Targeted Suicide Gene Therapy with Retroviral Replicating Vectors for Experimental Canine Cancers

Abstract

Cancer in dogs has increased in recent years and is a leading cause of death. We have developed a retroviral replicating vector (RRV) that specifically targets cancer cells for infection and replication. RRV carrying a suicide gene induced synchronized killing of cancer cells when administered with a prodrug after infection. In this study, we evaluated two distinct RRVs derived from amphotropic murine leukemia virus (AMLV) and gibbon ape leukemia virus (GALV) in canine tumor models both in vitro and in vivo. Despite low infection rates in normal canine cells, both RRVs efficiently infected and replicated within all the canine tumor cells tested. The efficient intratumoral spread of the RRVs after their intratumoral injection was also demonstrated in nude mouse models of subcutaneous canine tumor xenografts.

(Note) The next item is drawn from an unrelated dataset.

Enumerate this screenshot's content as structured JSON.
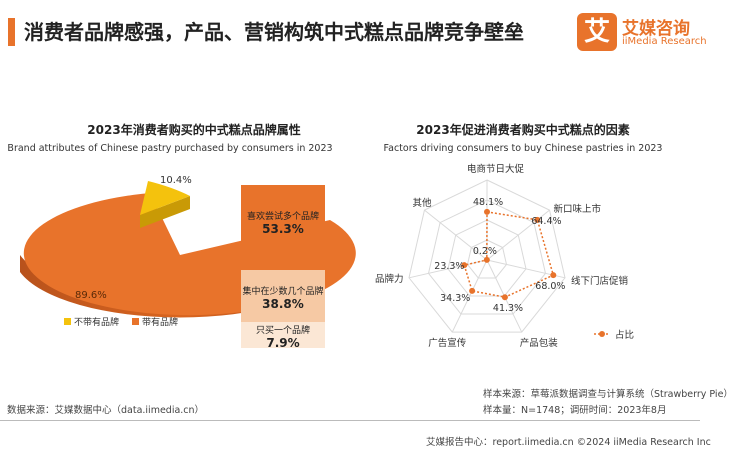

When both RRVs encoded a yeast cytosine deaminase suicide gene, which converts the prodrug 5-fluorocytosine (5-FC) to the active drug 5-fluorouracil, they caused tumor-cell-specific 5-FC-induced killing of the canine tumor cells in vitro. Furthermore, in the AZACF- and AZACH-cell subcutaneous tumor xenograft models, both RRVs exerted significant antitumor effects. These results suggest that RRV-mediated suicide gene therapy is a novel therapeutic approach to canine cancers.

Keywords: canine cancer; retroviral replicating vectors; suicide gene therapy.

Figure 1

Schematic structure of RRVs. Each RRV contains the full-length replication-competent AMLV or GALV provirus. An internal ribosomal entry site (IRES) and gene of interest (GFP, CD, or luciferase) were inserted between the env gene and the 3′-untranslated region. CMV: cytomegalovirus-derived promoter; LTR: long terminal repeat sequence, ψ: packaging signal; gag/pol/env: retroviral structural genes; GFP: green fluorescent protein; CD: yeast cytosine deaminase, luc: firefly luciferase.

Figure 2

Replication kinetics of RRVs in canine cells. Normal canine cells (fibroblasts and primary liver epithelial cells) and canine tumor cell lines (AZACF, AZACH, AZACL1, AZACL2, AZACB, AZACU, oSCC-1, oSCC-4, TSCCLN#1, and TSCCLN#4) were infected with GFP-expressing RRV (AMLV or GALV) at a multiplicity of infection of 0.01. Cell growth was maintained and the percentage of cells expressing GFP was analyzed with a flow cytometer at every passage. Representative data from three independent experiments are shown.

Figure 3

In vivo replicative spread of RRV in canine tumor xenograft models. Nude mice were inoculated under the back skin with AZACF, AZACH, and AZACL2 cells to create subcutaneous tumor models. Luc-expressing RRVs (AMLV or GALV) were administered intratumorally and observed with the IVIS imaging system from day 3 to day 28. A replication-defective lentiviral vector was used to construct the controls. (a) In vivo fluorescence imaging. Representative images are shown for each group. The scale indicates the numerical value of the relative luminescence units on a CCD camera. (b) Luminescent signal intensities in the tumors were quantified with the ROI tool in the Living Image software.

Figure 4

Suicide-gene-mediated cell-killing effects in canine cells. Fibroblasts, liver epithelial cells, and AZACF, AZACH, AZACL2, oSCC-4, and TSCCLN#4 cells were infected with CD-expressing RRVs (AMLV or GALV) at an MOI of 0.01. On day 15, the cells were incubated with various concentrations of 5-FC for 6 days, and then cell viability was evaluated with an alamarBlue assay. Data shown are means ± SEs of triplicate experiments.

Figure 5

Suicide-gene-mediated antitumor effects in a canine tumor xenograft model. The backs of nude mice were subcutaneously inoculated with AZACF or AZACH cells, and CD-expressing RRVs (or PBS for the control group) were administered intratumorally when the tumor diameter reached 5 mm. 5-FC (500 µg/g bodyweight/day) was then administered intraperitoneally three times a week, commencing when the tumor volume exceeded 100 mm³ (AZACF: from day 3; AZACH: from day 14). Tumor volume was measured three times a week. Data shown are the means ± SEs of triplicate experiments. * p < 0.05, ** p < 0.01.